With clients: Marcus noted in supervision that her clinical presence had improved. She was slightly more able to hold difficult material without it activating her own material — not because she had become less empathic but because she was arriving at sessions less activated from the previous one.

She brought this to her self-compassion therapy session (she continued in personal therapy throughout the program, a requirement she had initially resented and now found indispensable). Her therapist noted that the breathing practice was functioning as a "bookmarking" behavior — it was marking the end of one context and the beginning of another, giving her nervous system a reliable signal to shift registers.

Amara thought about Jordan's "shutdown complete" ritual that he'd described over the phone. The structure was identical: a consistent brief practice that marked the transition between one self-state and another.

She made a note in her journal: Jordan and I are solving the same problem from different directions. He's learning to let the work go. I'm learning to let the work stay in its right place.


The Social Dimension

The peer processing group had been meeting for several months. After Amara described the transition practice in the group, three other members adopted versions of it. Diana developed a five-minute walk between her last session and case notes. Tomás instituted a journaling block. Sasha started a practice of calling a friend before reviewing email after sessions.

The group was becoming a social context in which the desired behaviors — adequate self-care, deliberate transition, emotional regulation between sessions — were normative. This was not incidental to the habits' formation. The social norm was a persistent cue.

The chapter describes this: habits are social phenomena. The social context in which a behavior is normative provides a continuous cue without requiring individual effort to sustain.

Amara wrote in her journal: We are each other's cue structures.


Discussion Questions

  1. Amara recognized she was in "contemplation-leaning-preparation" on several self-care behaviors. She identified her problem as "ability," not motivation. How did this diagnosis change the design of her intervention?

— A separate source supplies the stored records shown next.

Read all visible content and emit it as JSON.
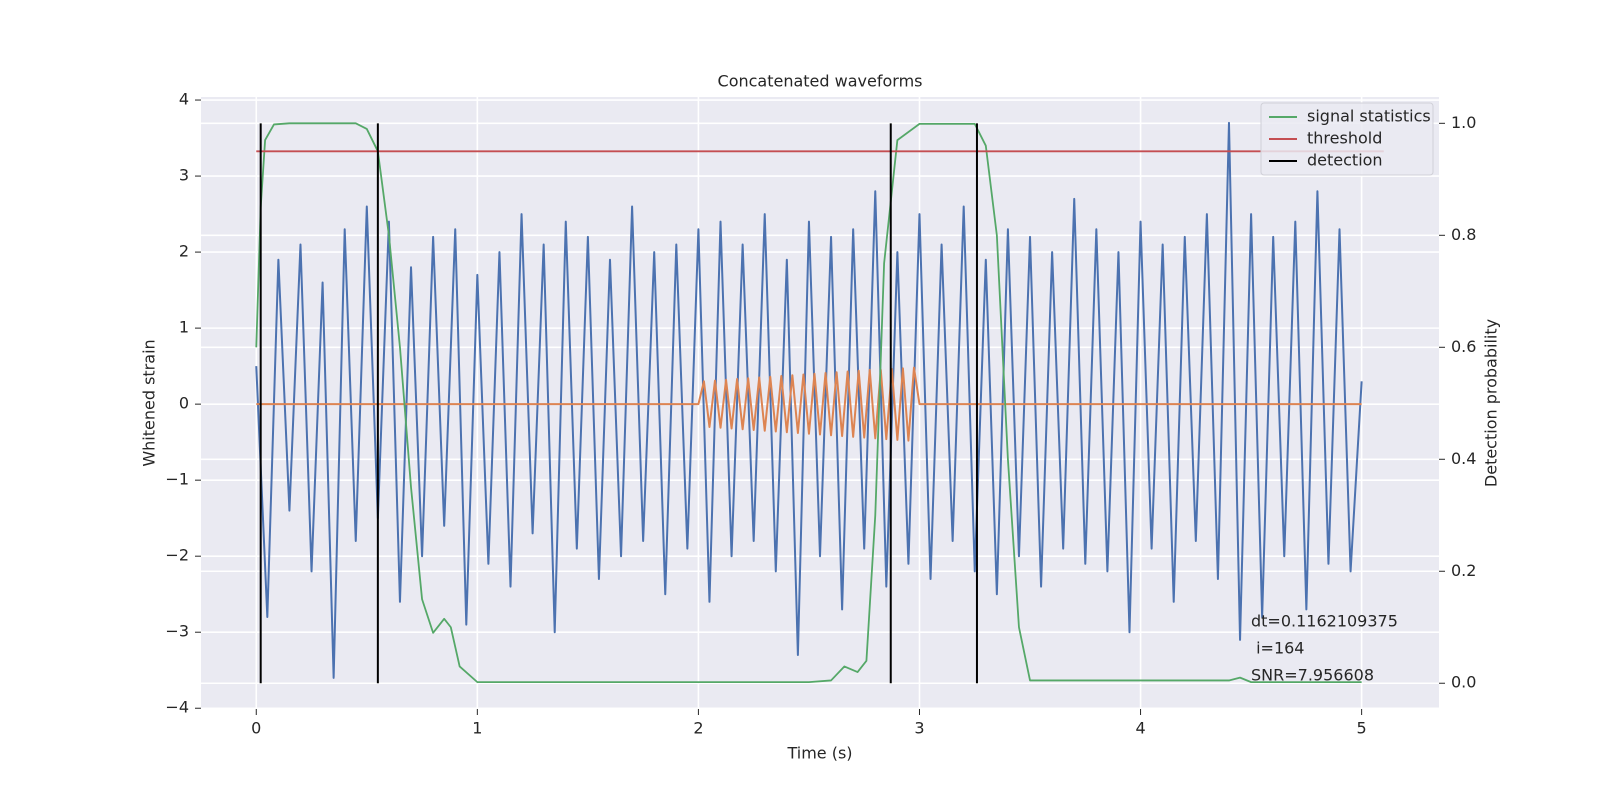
{
  "chart_data": {
    "type": "line",
    "title": "Concatenated waveforms",
    "xlabel": "Time (s)",
    "ylabel": "Whitened strain",
    "y2label": "Detection probability",
    "xlim": [
      -0.25,
      5.35
    ],
    "xticks": [
      0,
      1,
      2,
      3,
      4,
      5
    ],
    "ylim": [
      -4.01,
      4.04
    ],
    "yticks": [
      {
        "value": -4,
        "label": "−4"
      },
      {
        "value": -3,
        "label": "−3"
      },
      {
        "value": -2,
        "label": "−2"
      },
      {
        "value": -1,
        "label": "−1"
      },
      0,
      1,
      2,
      3,
      4
    ],
    "y2lim": [
      -0.046,
      1.047
    ],
    "y2ticks": [
      {
        "value": 0,
        "label": "0.0"
      },
      0.2,
      0.4,
      0.6,
      0.8,
      {
        "value": 1,
        "label": "1.0"
      }
    ],
    "grid": true,
    "legend": "upper right",
    "annotation": [
      "dt=0.1162109375",
      " i=164",
      "SNR=7.956608"
    ],
    "series": [
      {
        "color": "#4c72b0",
        "x": [
          0,
          0.05,
          0.1,
          0.15,
          0.2,
          0.25,
          0.3,
          0.35,
          0.4,
          0.45,
          0.5,
          0.55,
          0.6,
          0.65,
          0.7,
          0.75,
          0.8,
          0.85,
          0.9,
          0.95,
          1,
          1.05,
          1.1,
          1.15,
          1.2,
          1.25,
          1.3,
          1.35,
          1.4,
          1.45,
          1.5,
          1.55,
          1.6,
          1.65,
          1.7,
          1.75,
          1.8,
          1.85,
          1.9,
          1.95,
          2,
          2.05,
          2.1,
          2.15,
          2.2,
          2.25,
          2.3,
          2.35,
          2.4,
          2.45,
          2.5,
          2.55,
          2.6,
          2.65,
          2.7,
          2.75,
          2.8,
          2.85,
          2.9,
          2.95,
          3,
          3.05,
          3.1,
          3.15,
          3.2,
          3.25,
          3.3,
          3.35,
          3.4,
          3.45,
          3.5,
          3.55,
          3.6,
          3.65,
          3.7,
          3.75,
          3.8,
          3.85,
          3.9,
          3.95,
          4,
          4.05,
          4.1,
          4.15,
          4.2,
          4.25,
          4.3,
          4.35,
          4.4,
          4.45,
          4.5,
          4.55,
          4.6,
          4.65,
          4.7,
          4.75,
          4.8,
          4.85,
          4.9,
          4.95,
          5
        ],
        "values": [
          0.5,
          -2.8,
          1.9,
          -1.4,
          2.1,
          -2.2,
          1.6,
          -3.6,
          2.3,
          -1.8,
          2.6,
          -1.5,
          2.4,
          -2.6,
          1.8,
          -2.0,
          2.2,
          -1.6,
          2.3,
          -2.9,
          1.7,
          -2.1,
          2.0,
          -2.4,
          2.5,
          -1.7,
          2.1,
          -3.0,
          2.4,
          -1.9,
          2.2,
          -2.3,
          1.9,
          -2.0,
          2.6,
          -1.8,
          2.0,
          -2.5,
          2.1,
          -1.9,
          2.3,
          -2.6,
          2.4,
          -2.0,
          2.1,
          -1.8,
          2.5,
          -2.2,
          1.9,
          -3.3,
          2.4,
          -2.0,
          2.2,
          -2.7,
          2.3,
          -1.9,
          2.8,
          -2.4,
          2.0,
          -2.1,
          2.5,
          -2.3,
          2.1,
          -1.8,
          2.6,
          -2.2,
          1.9,
          -2.5,
          2.3,
          -2.0,
          2.2,
          -2.4,
          2.0,
          -1.9,
          2.7,
          -2.1,
          2.3,
          -2.2,
          2.0,
          -3.0,
          2.4,
          -1.9,
          2.1,
          -2.6,
          2.2,
          -1.8,
          2.5,
          -2.3,
          3.7,
          -3.1,
          2.5,
          -2.8,
          2.2,
          -2.0,
          2.4,
          -2.7,
          2.8,
          -2.1,
          2.3,
          -2.2,
          0.3
        ]
      },
      {
        "color": "#dd8452",
        "x": [
          0,
          2,
          2.025,
          2.05,
          2.075,
          2.1,
          2.125,
          2.15,
          2.175,
          2.2,
          2.225,
          2.25,
          2.275,
          2.3,
          2.325,
          2.35,
          2.375,
          2.4,
          2.425,
          2.45,
          2.475,
          2.5,
          2.525,
          2.55,
          2.575,
          2.6,
          2.625,
          2.65,
          2.675,
          2.7,
          2.725,
          2.75,
          2.775,
          2.8,
          2.825,
          2.85,
          2.875,
          2.9,
          2.925,
          2.95,
          2.975,
          3,
          5
        ],
        "values": [
          0,
          0,
          0.3,
          -0.3,
          0.31,
          -0.31,
          0.32,
          -0.32,
          0.33,
          -0.33,
          0.34,
          -0.34,
          0.35,
          -0.35,
          0.36,
          -0.36,
          0.37,
          -0.37,
          0.38,
          -0.38,
          0.39,
          -0.39,
          0.4,
          -0.4,
          0.41,
          -0.41,
          0.42,
          -0.42,
          0.43,
          -0.43,
          0.44,
          -0.44,
          0.45,
          -0.45,
          0.45,
          -0.46,
          0.46,
          -0.47,
          0.47,
          -0.48,
          0.48,
          0,
          0
        ]
      },
      {
        "name": "signal statistics",
        "color": "#55a868",
        "axis": "y2",
        "x": [
          0,
          0.02,
          0.04,
          0.08,
          0.15,
          0.45,
          0.5,
          0.55,
          0.6,
          0.65,
          0.7,
          0.75,
          0.8,
          0.85,
          0.88,
          0.92,
          1,
          2.5,
          2.6,
          2.66,
          2.72,
          2.76,
          2.8,
          2.84,
          2.9,
          3,
          3.25,
          3.3,
          3.35,
          3.4,
          3.45,
          3.5,
          4.4,
          4.45,
          4.5,
          5
        ],
        "values": [
          0.6,
          0.85,
          0.97,
          0.998,
          1,
          1,
          0.99,
          0.95,
          0.8,
          0.6,
          0.35,
          0.15,
          0.09,
          0.115,
          0.1,
          0.03,
          0.002,
          0.002,
          0.005,
          0.03,
          0.02,
          0.04,
          0.3,
          0.75,
          0.97,
          0.999,
          0.999,
          0.96,
          0.8,
          0.4,
          0.1,
          0.005,
          0.005,
          0.01,
          0.002,
          0.002
        ]
      },
      {
        "name": "threshold",
        "color": "#c44e52",
        "axis": "y2",
        "x": [
          0,
          5.1
        ],
        "values": [
          0.95,
          0.95
        ]
      },
      {
        "name": "detection",
        "color": "#000000",
        "axis": "y2",
        "style": "vlines",
        "x": [
          0.02,
          0.55,
          2.87,
          3.26
        ],
        "ymin": 0,
        "ymax": 1
      }
    ]
  }
}
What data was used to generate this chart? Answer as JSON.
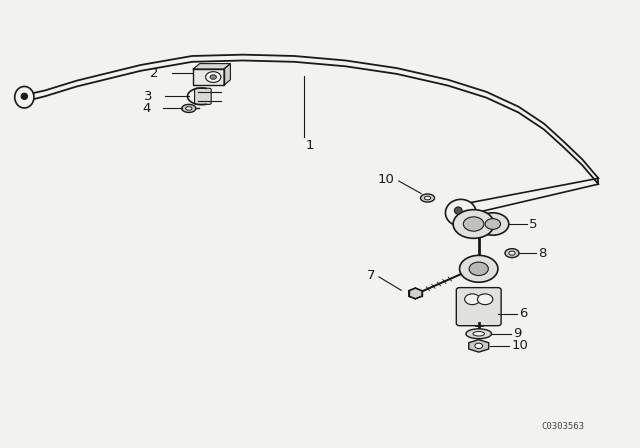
{
  "bg_color": "#f2f2ee",
  "line_color": "#1a1a1a",
  "text_color": "#1a1a1a",
  "watermark": "C0303563",
  "bar_upper": {
    "x": [
      0.04,
      0.08,
      0.15,
      0.25,
      0.38,
      0.5,
      0.6,
      0.68,
      0.73,
      0.78,
      0.82,
      0.86,
      0.89,
      0.92,
      0.95
    ],
    "y": [
      0.785,
      0.795,
      0.82,
      0.855,
      0.878,
      0.878,
      0.868,
      0.848,
      0.825,
      0.795,
      0.76,
      0.72,
      0.678,
      0.638,
      0.595
    ]
  },
  "bar_lower": {
    "x": [
      0.04,
      0.08,
      0.15,
      0.25,
      0.38,
      0.5,
      0.6,
      0.68,
      0.73,
      0.78,
      0.82,
      0.86,
      0.89,
      0.92,
      0.95
    ],
    "y": [
      0.772,
      0.782,
      0.808,
      0.843,
      0.866,
      0.866,
      0.856,
      0.836,
      0.813,
      0.783,
      0.748,
      0.708,
      0.666,
      0.626,
      0.583
    ]
  }
}
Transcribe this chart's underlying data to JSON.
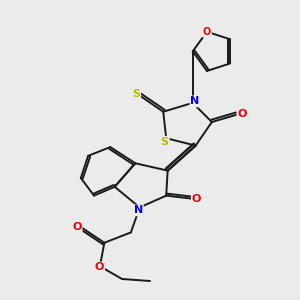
{
  "background_color": "#ebebeb",
  "bond_color": "#1a1a1a",
  "atom_colors": {
    "N": "#0000ee",
    "O": "#ee0000",
    "S_yellow": "#bbbb00",
    "C": "#1a1a1a"
  },
  "figsize": [
    3.0,
    3.0
  ],
  "dpi": 100
}
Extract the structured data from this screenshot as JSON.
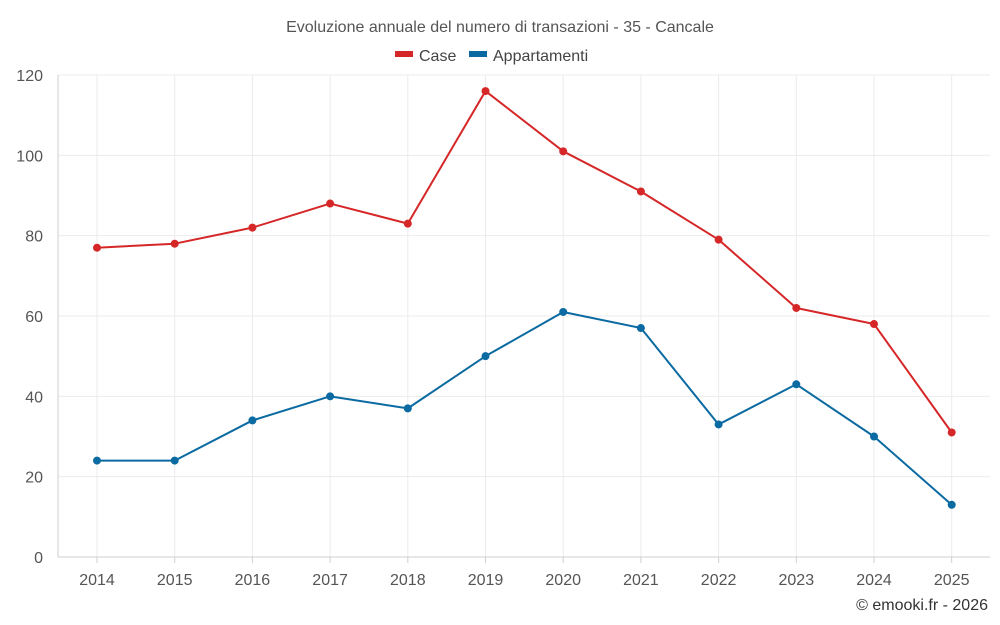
{
  "chart_data": {
    "type": "line",
    "title": "Evoluzione annuale del numero di transazioni - 35 - Cancale",
    "categories": [
      "2014",
      "2015",
      "2016",
      "2017",
      "2018",
      "2019",
      "2020",
      "2021",
      "2022",
      "2023",
      "2024",
      "2025"
    ],
    "series": [
      {
        "name": "Case",
        "color": "#d62728",
        "values": [
          77,
          78,
          82,
          88,
          83,
          116,
          101,
          91,
          79,
          62,
          58,
          31
        ]
      },
      {
        "name": "Appartamenti",
        "color": "#0a6aa1",
        "values": [
          24,
          24,
          34,
          40,
          37,
          50,
          61,
          57,
          33,
          43,
          30,
          13
        ]
      }
    ],
    "ylim": [
      0,
      120
    ],
    "yticks": [
      0,
      20,
      40,
      60,
      80,
      100,
      120
    ],
    "xlabel": "",
    "ylabel": "",
    "legend_position": "top-center",
    "grid": true
  },
  "credit": "© emooki.fr - 2026"
}
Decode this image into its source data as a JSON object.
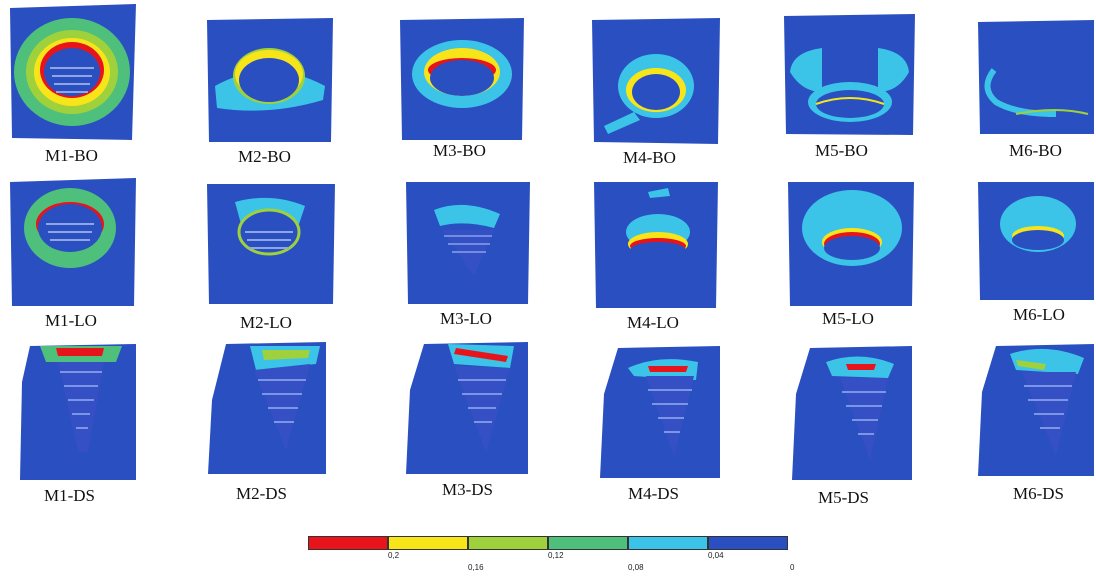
{
  "panels": {
    "bo": [
      "M1-BO",
      "M2-BO",
      "M3-BO",
      "M4-BO",
      "M5-BO",
      "M6-BO"
    ],
    "lo": [
      "M1-LO",
      "M2-LO",
      "M3-LO",
      "M4-LO",
      "M5-LO",
      "M6-LO"
    ],
    "ds": [
      "M1-DS",
      "M2-DS",
      "M3-DS",
      "M4-DS",
      "M5-DS",
      "M6-DS"
    ]
  },
  "legend": {
    "colors": [
      "#e8141b",
      "#f7e51a",
      "#9fd13c",
      "#4fbf7c",
      "#3cc4e8",
      "#2a4fc0"
    ],
    "ticks_upper": [
      "0,2",
      "0,12",
      "0,04"
    ],
    "ticks_lower": [
      "0,16",
      "0,08",
      "0"
    ]
  }
}
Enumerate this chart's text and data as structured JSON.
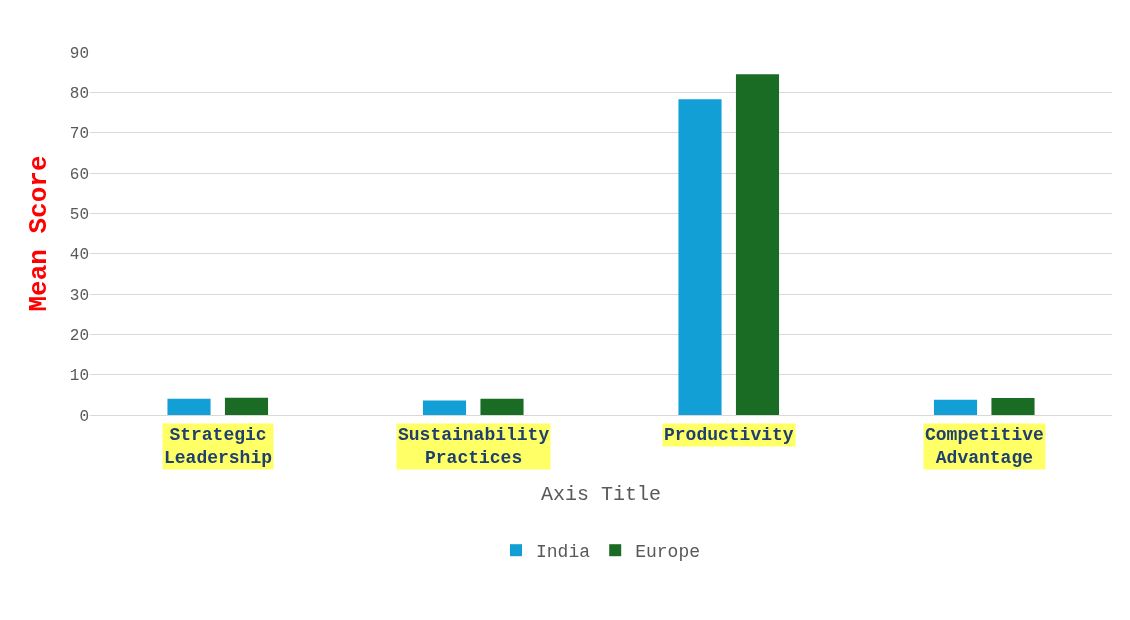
{
  "chart_data": {
    "type": "bar",
    "xlabel": "Axis Title",
    "ylabel": "Mean Score",
    "categories": [
      "Strategic Leadership",
      "Sustainability Practices",
      "Productivity",
      "Competitive Advantage"
    ],
    "series": [
      {
        "name": "India",
        "color": "#119fd6",
        "values": [
          4.0,
          3.6,
          78.3,
          3.8
        ]
      },
      {
        "name": "Europe",
        "color": "#1a6b24",
        "values": [
          4.3,
          4.0,
          84.5,
          4.2
        ]
      }
    ],
    "ylim": [
      0,
      90
    ],
    "yticks": [
      0,
      10,
      20,
      30,
      40,
      50,
      60,
      70,
      80,
      90
    ],
    "grid": "y",
    "legend": "bottom"
  }
}
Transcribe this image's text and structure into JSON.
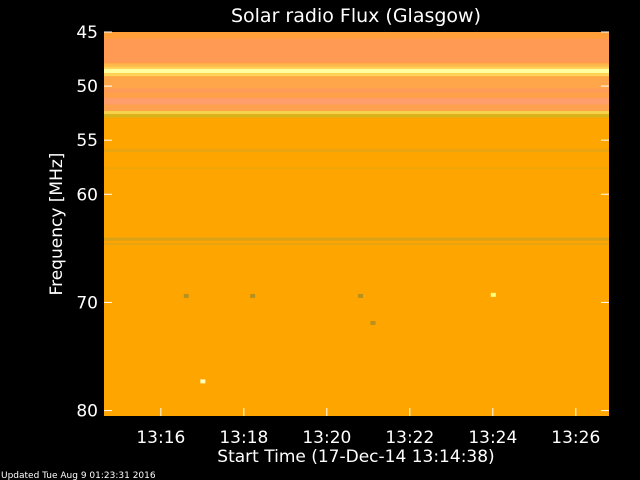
{
  "chart_data": {
    "type": "heatmap",
    "title": "Solar radio Flux (Glasgow)",
    "ylabel": "Frequency [MHz]",
    "xlabel": "Start Time (17-Dec-14 13:14:38)",
    "footer": "Updated Tue Aug  9 01:23:31 2016",
    "x_range_minutes": [
      14.63,
      26.8
    ],
    "x_ticks": [
      {
        "value": 16,
        "label": "13:16"
      },
      {
        "value": 18,
        "label": "13:18"
      },
      {
        "value": 20,
        "label": "13:20"
      },
      {
        "value": 22,
        "label": "13:22"
      },
      {
        "value": 24,
        "label": "13:24"
      },
      {
        "value": 26,
        "label": "13:26"
      }
    ],
    "y_range": [
      45,
      80.5
    ],
    "y_ticks": [
      45,
      50,
      55,
      60,
      70,
      80
    ],
    "background_color": "#ffa500",
    "bands": [
      {
        "y0": 45.0,
        "y1": 45.6,
        "color": "#ff9f3a"
      },
      {
        "y0": 45.6,
        "y1": 47.9,
        "color": "#ff9a55"
      },
      {
        "y0": 47.9,
        "y1": 48.2,
        "color": "#ffb84a"
      },
      {
        "y0": 48.2,
        "y1": 48.4,
        "color": "#ffcf5a"
      },
      {
        "y0": 48.4,
        "y1": 48.8,
        "color": "#ffffa0"
      },
      {
        "y0": 48.8,
        "y1": 49.1,
        "color": "#ffd35a"
      },
      {
        "y0": 49.1,
        "y1": 50.2,
        "color": "#ffa64a"
      },
      {
        "y0": 50.2,
        "y1": 50.6,
        "color": "#ff9b5a"
      },
      {
        "y0": 50.6,
        "y1": 51.1,
        "color": "#ffa04a"
      },
      {
        "y0": 51.1,
        "y1": 51.7,
        "color": "#ff9e6a"
      },
      {
        "y0": 51.7,
        "y1": 52.3,
        "color": "#ffa14e"
      },
      {
        "y0": 52.3,
        "y1": 52.6,
        "color": "#f5d24a"
      },
      {
        "y0": 52.6,
        "y1": 52.9,
        "color": "#d6b41e"
      },
      {
        "y0": 55.8,
        "y1": 56.1,
        "color": "#eaa410"
      },
      {
        "y0": 57.5,
        "y1": 57.7,
        "color": "#f0a608"
      },
      {
        "y0": 64.0,
        "y1": 64.3,
        "color": "#dba218"
      },
      {
        "y0": 64.5,
        "y1": 64.7,
        "color": "#e8a410"
      }
    ],
    "spots": [
      {
        "x": 24.0,
        "y": 69.3,
        "color": "#ffff80"
      },
      {
        "x": 17.0,
        "y": 77.3,
        "color": "#ffffc0"
      },
      {
        "x": 16.6,
        "y": 69.4,
        "color": "#b89020"
      },
      {
        "x": 18.2,
        "y": 69.4,
        "color": "#b89020"
      },
      {
        "x": 20.8,
        "y": 69.4,
        "color": "#b89020"
      },
      {
        "x": 21.1,
        "y": 71.9,
        "color": "#b89020"
      }
    ]
  }
}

  2. The tiny habit version (one minute of breathing vs. thirty minutes of yoga) was more executable but also more genuinely useful. What does this suggest about the relationship between habit size and habit value?

  3. Amara's crisis version (three breaths when running late) is a designed variant for high-demand conditions. What does this suggest about habit design for professionals in demanding fields — the importance of having tiered versions of essential practices?

  4. The downstream effects of the breathing practice (better sleep, improved clinical presence, fuller friendship presence) extended well beyond the intended target. Which of these was the most clinically significant? How does this connect to the "keystone habit" concept?

  5. The peer processing group became a social context in which transition practices were normative. Amara described the group as "each other's cue structures." What does this phrase mean, and what does it suggest about designing for behavior change in communities rather than individuals?